Dans l’univers du pneu, l’innovation s’exprime rarement en poésie. On parle d’adhérence, de résistance, de consommation. Pourtant, le groupe japonais Sumitomo Rubber Industries vient de déplacer le débat sur un terrain inattendu. En Inde, la marque a obtenu l’enregistrement du premier “smell trademark” du pays : un parfum de rose associé à ses pneus.
L’idée n’est pas totalement nouvelle chez Sumitomo. Depuis le milieu des années 1990, certains modèles intègrent déjà une fragrance destinée à atténuer l’odeur parfois âcre du caoutchouc neuf. Mais l’entreprise a franchi une étape supplémentaire. Le parfum n’est plus seulement un correctif industriel. Il devient une signature.
Baptisé Rose Drive, le concept repose sur un procédé qui libère une note florale lorsque le pneu se met en mouvement. Une diffusion légère, presque imperceptible, qui accompagne le trajet. Le choix de la rose répond à une évidence culturelle.
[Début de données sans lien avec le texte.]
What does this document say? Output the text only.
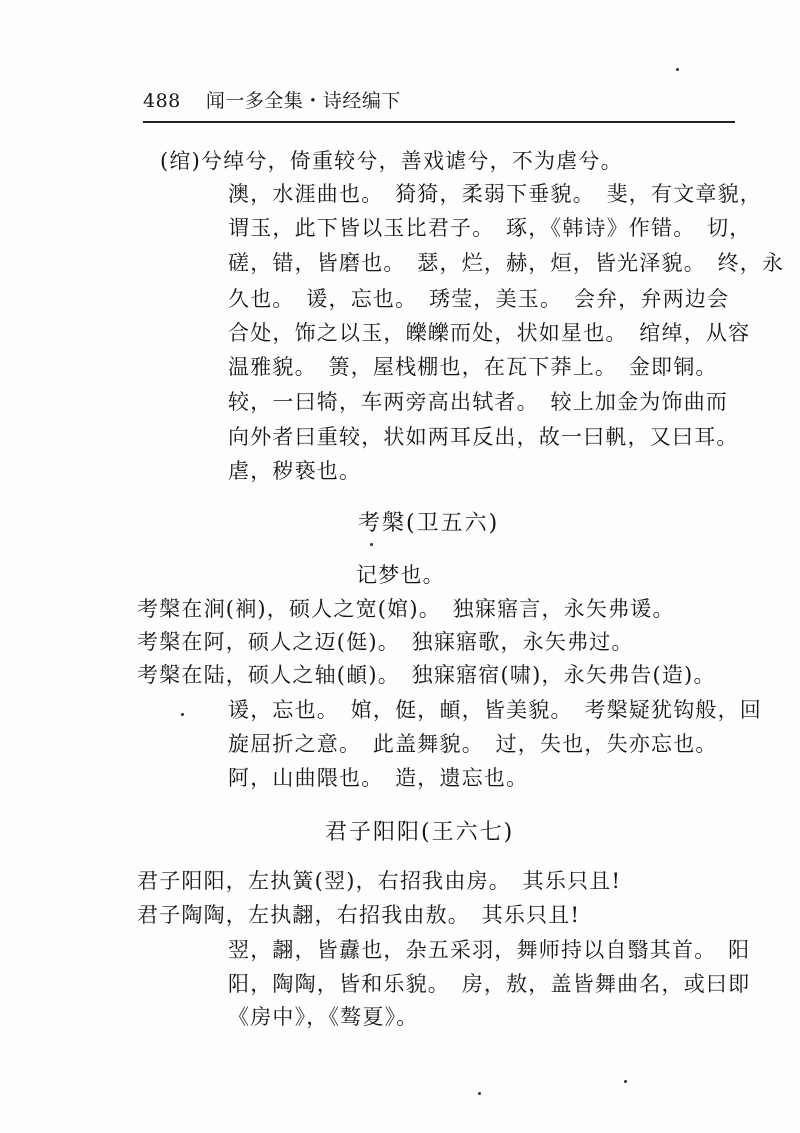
488 闻一多全集・诗经编下
(绾)兮绰兮，倚重较兮，善戏谑兮，不为虐兮。
澳，水涯曲也。　猗猗，柔弱下垂貌。　斐，有文章貌，
谓玉，此下皆以玉比君子。　琢，《韩诗》作错。　切，
磋，错，皆磨也。　瑟，烂，赫，烜，皆光泽貌。　终，永
久也。　谖，忘也。　琇莹，美玉。　会弁，弁两边会
合处，饰之以玉，皪皪而处，状如星也。　绾绰，从容
温雅貌。　箦，屋栈棚也，在瓦下莽上。　金即铜。
较，一曰犄，车两旁高出轼者。　较上加金为饰曲而
向外者曰重较，状如两耳反出，故一曰軓，又曰耳。
虐，秽亵也。
考槃(卫五六)
记梦也。
考槃在涧(裥)，硕人之宽(婠)。　独寐寤言，永矢弗谖。
考槃在阿，硕人之迈(侹)。　独寐寤歌，永矢弗过。
考槃在陆，硕人之轴(頔)。　独寐寤宿(啸)，永矢弗告(造)。
谖，忘也。　婠，侹，頔，皆美貌。　考槃疑犹钩般，回
旋屈折之意。　此盖舞貌。　过，失也，失亦忘也。
阿，山曲隈也。　造，遗忘也。
君子阳阳(王六七)
君子阳阳，左执簧(翌)，右招我由房。　其乐只且!
君子陶陶，左执翿，右招我由敖。　其乐只且!
翌，翿，皆纛也，杂五采羽，舞师持以自翳其首。　阳
阳，陶陶，皆和乐貌。　房，敖，盖皆舞曲名，或曰即
《房中》，《骜夏》。
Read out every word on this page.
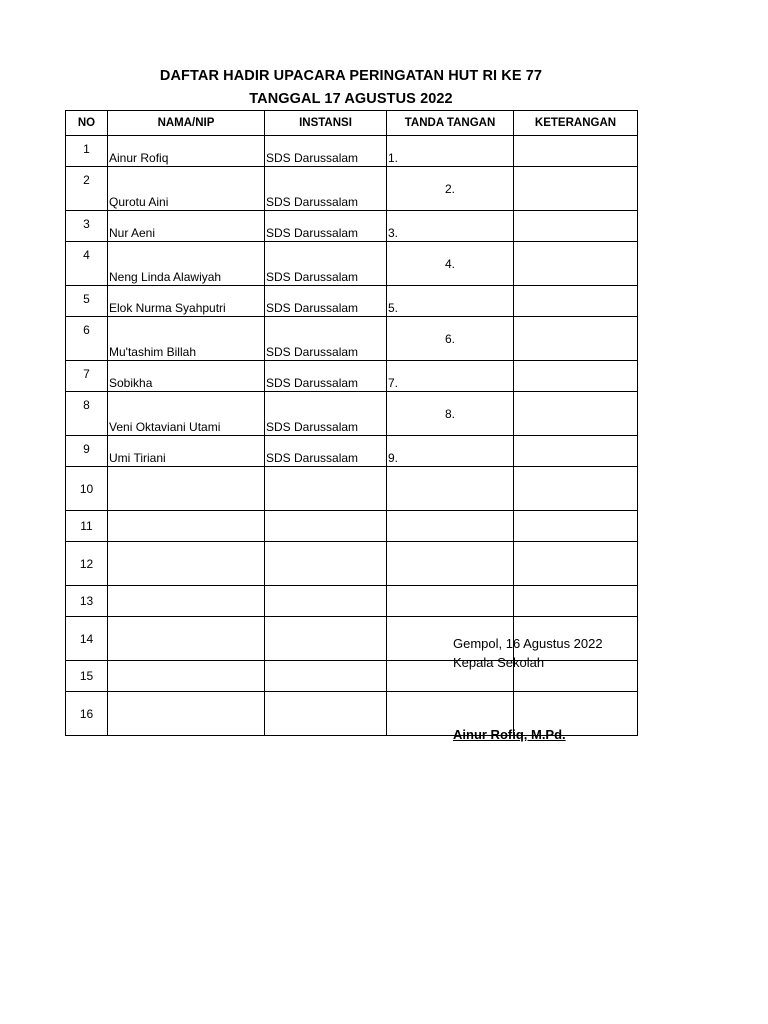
DAFTAR HADIR UPACARA PERINGATAN HUT RI KE 77
TANGGAL 17 AGUSTUS 2022
NO	NAMA/NIP	INSTANSI	TANDA TANGAN	KETERANGAN
1	Ainur Rofiq	SDS Darussalam	1.	
2	Qurotu Aini	SDS Darussalam	2.	
3	Nur Aeni	SDS Darussalam	3.	
4	Neng Linda Alawiyah	SDS Darussalam	4.	
5	Elok Nurma Syahputri	SDS Darussalam	5.	
6	Mu'tashim Billah	SDS Darussalam	6.	
7	Sobikha	SDS Darussalam	7.	
8	Veni Oktaviani Utami	SDS Darussalam	8.	
9	Umi Tiriani	SDS Darussalam	9.	
10				
11				
12				
13				
14				
15				
16				
Gempol, 16 Agustus 2022
Kepala Sekolah
Ainur Rofiq, M.Pd.
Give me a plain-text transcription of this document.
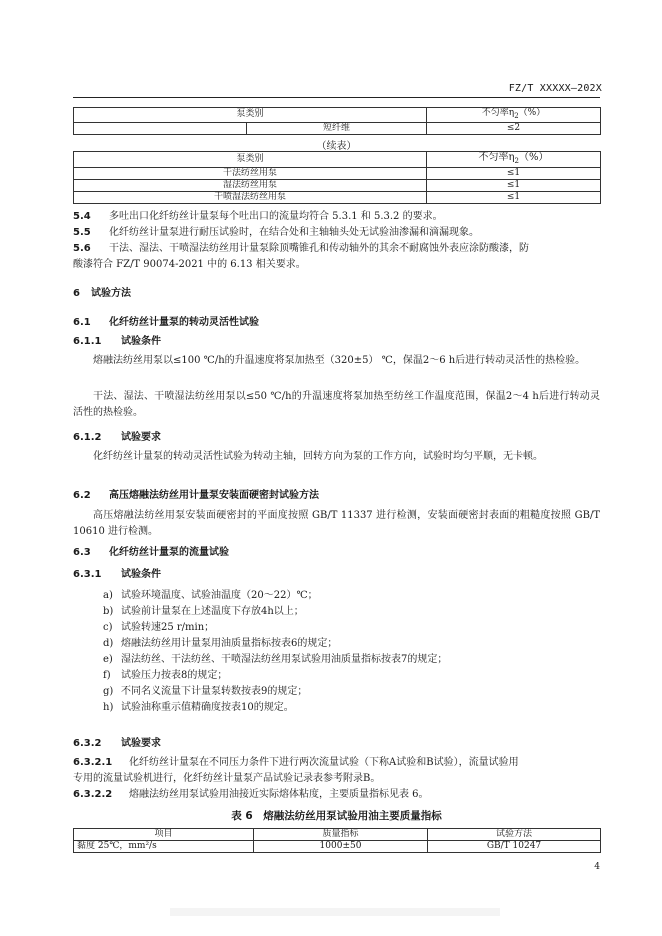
FZ/T XXXXX—202X
泵类别		不匀率$\eta_2(\%)$
	短纤维	≤2
（续表）
泵类别	不匀率$\eta_2(\%)$
干法纺丝用泵	≤1
湿法纺丝用泵	≤1
干喷湿法纺丝用泵	≤1
5.4 多吐出口化纤纺丝计量泵每个吐出口的流量均符合 5.3.1 和 5.3.2 的要求。
5.5 化纤纺丝计量泵进行耐压试验时，在结合处和主轴轴头处无试验油渗漏和滴漏现象。
5.6 干法、湿法、干喷湿法纺丝用计量泵除顶嘴锥孔和传动轴外的其余不耐腐蚀外表应涂防酸漆，防
酸漆符合 FZ/T 90074-2021 中的 6.13 相关要求。
6 试验方法
6.1 化纤纺丝计量泵的转动灵活性试验
6.1.1 试验条件
熔融法纺丝用泵以≤100 ℃/h的升温速度将泵加热至（320±5） ℃，保温2～6 h后进行转动灵活性的热检验。
干法、湿法、干喷湿法纺丝用泵以≤50 ℃/h的升温速度将泵加热至纺丝工作温度范围，保温2～4 h后进行转动灵活性的热检验。
6.1.2 试验要求
化纤纺丝计量泵的转动灵活性试验为转动主轴，回转方向为泵的工作方向，试验时均匀平顺，无卡顿。
6.2 高压熔融法纺丝用计量泵安装面硬密封试验方法
高压熔融法纺丝用泵安装面硬密封的平面度按照 GB/T 11337 进行检测，安装面硬密封表面的粗糙度按照 GB/T 10610 进行检测。
6.3 化纤纺丝计量泵的流量试验
6.3.1 试验条件
a) 试验环境温度、试验油温度（20～22）℃；
b) 试验前计量泵在上述温度下存放4h以上；
c) 试验转速25 r/min；
d) 熔融法纺丝用计量泵用油质量指标按表6的规定；
e) 湿法纺丝、干法纺丝、干喷湿法纺丝用泵试验用油质量指标按表7的规定；
f) 试验压力按表8的规定；
g) 不同名义流量下计量泵转数按表9的规定；
h) 试验油称重示值精确度按表10的规定。
6.3.2 试验要求
6.3.2.1 化纤纺丝计量泵在不同压力条件下进行两次流量试验（下称A试验和B试验），流量试验用
专用的流量试验机进行，化纤纺丝计量泵产品试验记录表参考附录B。
6.3.2.2 熔融法纺丝用泵试验用油接近实际熔体粘度，主要质量指标见表 6。
表 6　熔融法纺丝用泵试验用油主要质量指标
项目	质量指标	试验方法
黏度 25℃，mm²/s	1000±50	GB/T 10247
4
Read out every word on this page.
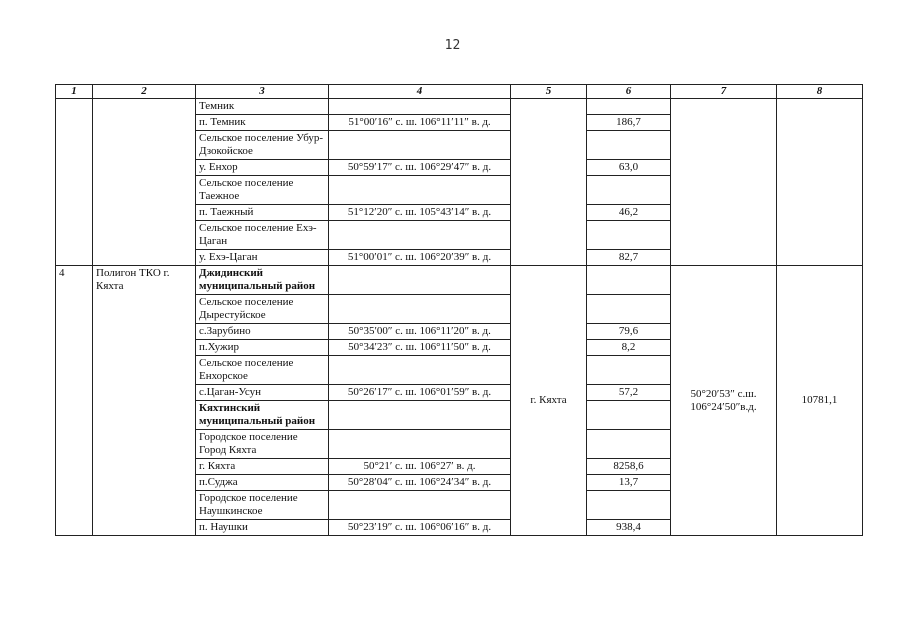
12
1	2	3	4	5	6	7	8
		Темник					
		п. Темник	51°00′16″ с. ш. 106°11′11″ в. д.		186,7		
		Сельское поселение Убур-Дзокойское					
		у. Енхор	50°59′17″ с. ш. 106°29′47″ в. д.		63,0		
		Сельское поселение Таежное					
		п. Таежный	51°12′20″ с. ш. 105°43′14″ в. д.		46,2		
		Сельское поселение Ехэ-Цаган					
		у. Ехэ-Цаган	51°00′01″ с. ш. 106°20′39″ в. д.		82,7		
4	Полигон ТКО г. Кяхта	Джидинский муниципальный район		г. Кяхта		50°20′53″ с.ш. 106°24′50″в.д.	10781,1
		Сельское поселение Дырестуйское					
		с.Зарубино	50°35′00″ с. ш. 106°11′20″ в. д.		79,6		
		п.Хужир	50°34′23″ с. ш. 106°11′50″ в. д.		8,2		
		Сельское поселение Енхорское					
		с.Цаган-Усун	50°26′17″ с. ш. 106°01′59″ в. д.		57,2		
		Кяхтинский муниципальный район					
		Городское поселение Город Кяхта					
		г. Кяхта	50°21′ с. ш. 106°27′ в. д.		8258,6		
		п.Суджа	50°28′04″ с. ш. 106°24′34″ в. д.		13,7		
		Городское поселение Наушкинское					
		п. Наушки	50°23′19″ с. ш. 106°06′16″ в. д.		938,4		
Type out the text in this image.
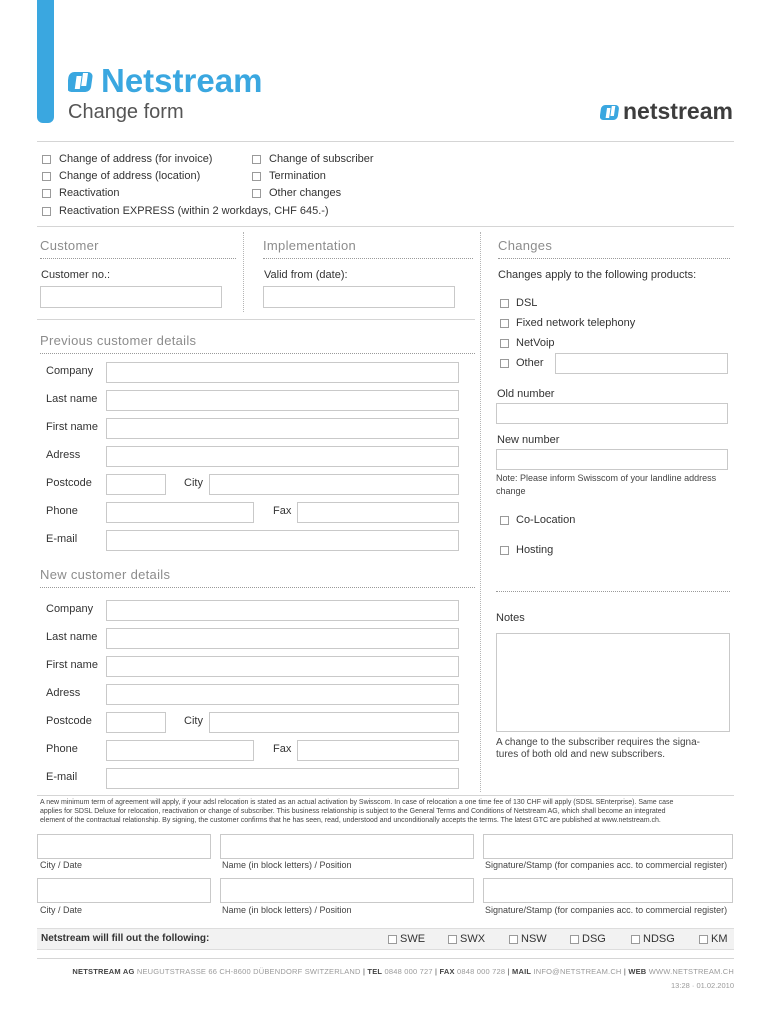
Netstream
Change form	netstream
Change of address (for invoice)
Change of address (location)
Reactivation
Reactivation EXPRESS (within 2 workdays, CHF 645.-)
Change of subscriber
Termination
Other changes
Customer
Customer no.:
Implementation
Valid from (date):
Previous customer details
Company
Last name
First name
Adress
Postcode	City
Phone	Fax
E-mail
New customer details
Company
Last name
First name
Adress
Postcode	City
Phone	Fax
E-mail
Changes
Changes apply to the following products:
DSL
Fixed network telephony
NetVoip
Other
Old number
New number
Note: Please inform Swisscom of your landline address
change
Co-Location
Hosting
Notes
A change to the subscriber requires the signa-
tures of both old and new subscribers.
A new minimum term of agreement will apply, if your adsl relocation is stated as an actual activation by Swisscom. In case of relocation a one time fee of 130 CHF will apply (SDSL SEnterprise). Same case
applies for SDSL Deluxe for relocation, reactivation or change of subscriber. This business relationship is subject to the General Terms and Conditions of Netstream AG, which shall become an integrated
element of the contractual relationship. By signing, the customer confirms that he has seen, read, understood and unconditionally accepts the terms. The latest GTC are published at www.netstream.ch.
City / Date	Name (in block letters) / Position	Signature/Stamp (for companies acc. to commercial register)
City / Date	Name (in block letters) / Position	Signature/Stamp (for companies acc. to commercial register)
Netstream will fill out the following:	SWE	SWX	NSW	DSG	NDSG	KM
NETSTREAM AG NEUGUTSTRASSE 66 CH-8600 DÜBENDORF SWITZERLAND | TEL 0848 000 727 | FAX 0848 000 728 | MAIL INFO@NETSTREAM.CH | WEB WWW.NETSTREAM.CH
13:28 · 01.02.2010
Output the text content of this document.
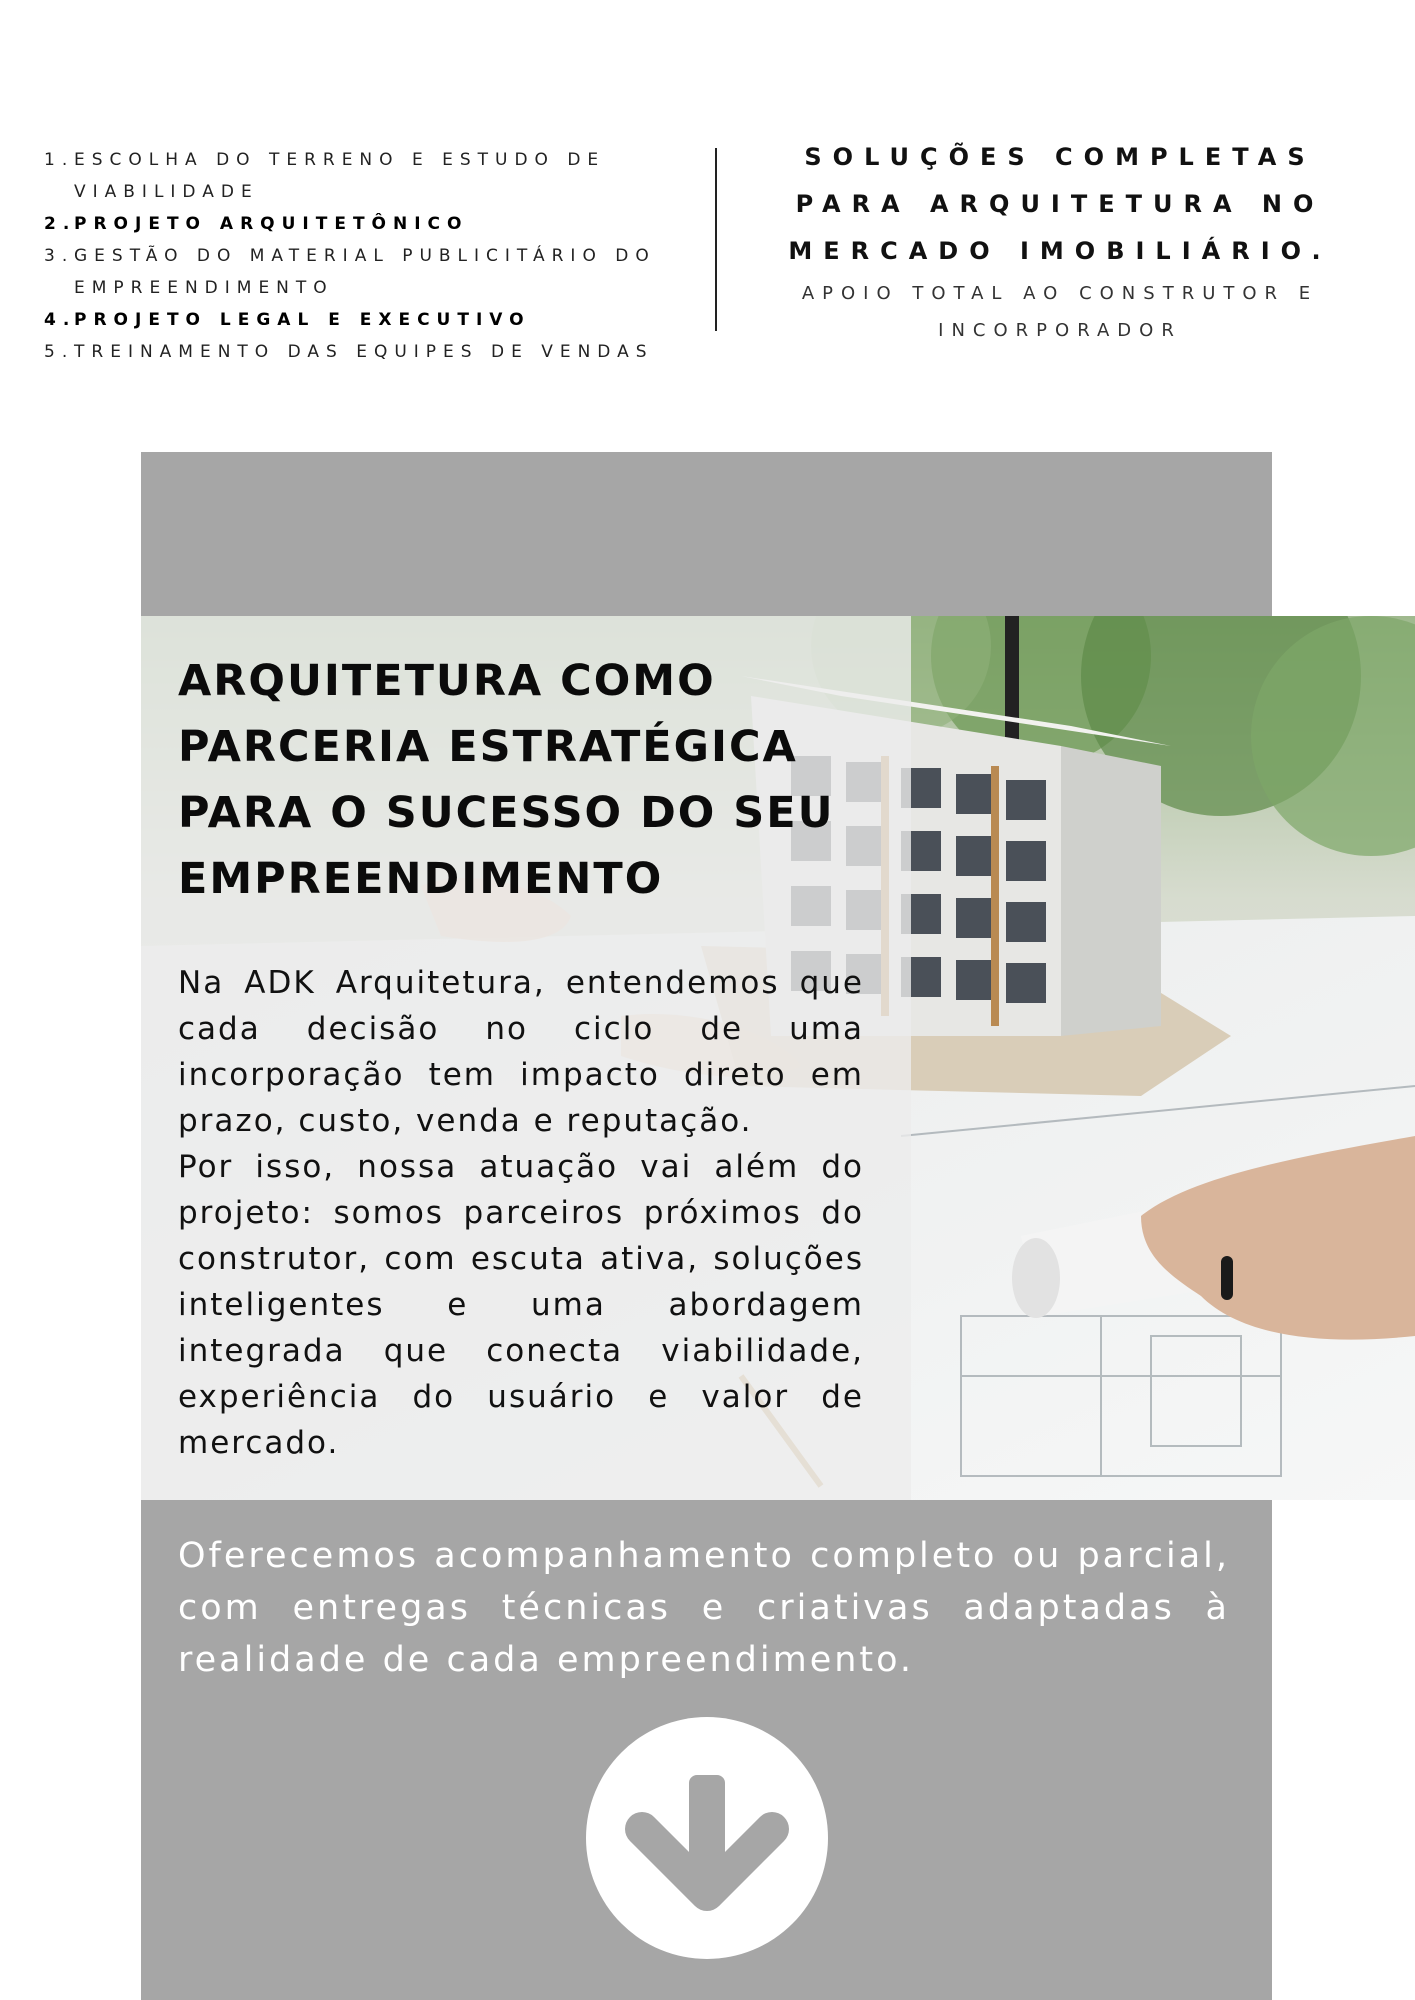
1. ESCOLHA DO TERRENO E ESTUDO DE VIABILIDADE
2.
PROJETO ARQUITETÔNICO
3. GESTÃO DO MATERIAL PUBLICITÁRIO DO EMPREENDIMENTO
4.
PROJETO LEGAL E EXECUTIVO
5. TREINAMENTO DAS EQUIPES DE VENDAS
SOLUÇÕES COMPLETAS PARA ARQUITETURA NO MERCADO IMOBILIÁRIO.

APOIO TOTAL AO CONSTRUTOR E INCORPORADOR

ARQUITETURA COMO PARCERIA ESTRATÉGICA PARA O SUCESSO DO SEU EMPREENDIMENTO

Na ADK Arquitetura, entendemos que cada decisão no ciclo de uma incorporação tem impacto direto em prazo, custo, venda e reputação.

Por isso, nossa atuação vai além do projeto: somos parceiros próximos do construtor, com escuta ativa, soluções inteligentes e uma abordagem integrada que conecta viabilidade, experiência do usuário e valor de mercado.

Oferecemos acompanhamento completo ou parcial, com entregas técnicas e criativas adaptadas à realidade de cada empreendimento.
En Inde, la fleur traverse les rituels religieux, les parfums, les cosmétiques et certaines traditions culinaires. Elle évoque la fraîcheur, la pureté, une certaine idée de l’élégance.
La rose, d’ailleurs, n’appartient pas seulement au monde du parfum. Elle traverse aussi celui du goût. En pâtisserie, certains chefs en ont fait une signature subtile. Chez Pierre Hermé, elle compose avec la framboise et le litchi l’accord délicat de l’Ispahan, devenu l’un des desserts emblématiques de la pâtisserie contemporaine. D’autres, comme Cédric Grolet, l’utilisent par touches discrètes pour apporter une fraîcheur florale presque aérienne. Une seule note suffit alors à transformer l’équilibre d’une création.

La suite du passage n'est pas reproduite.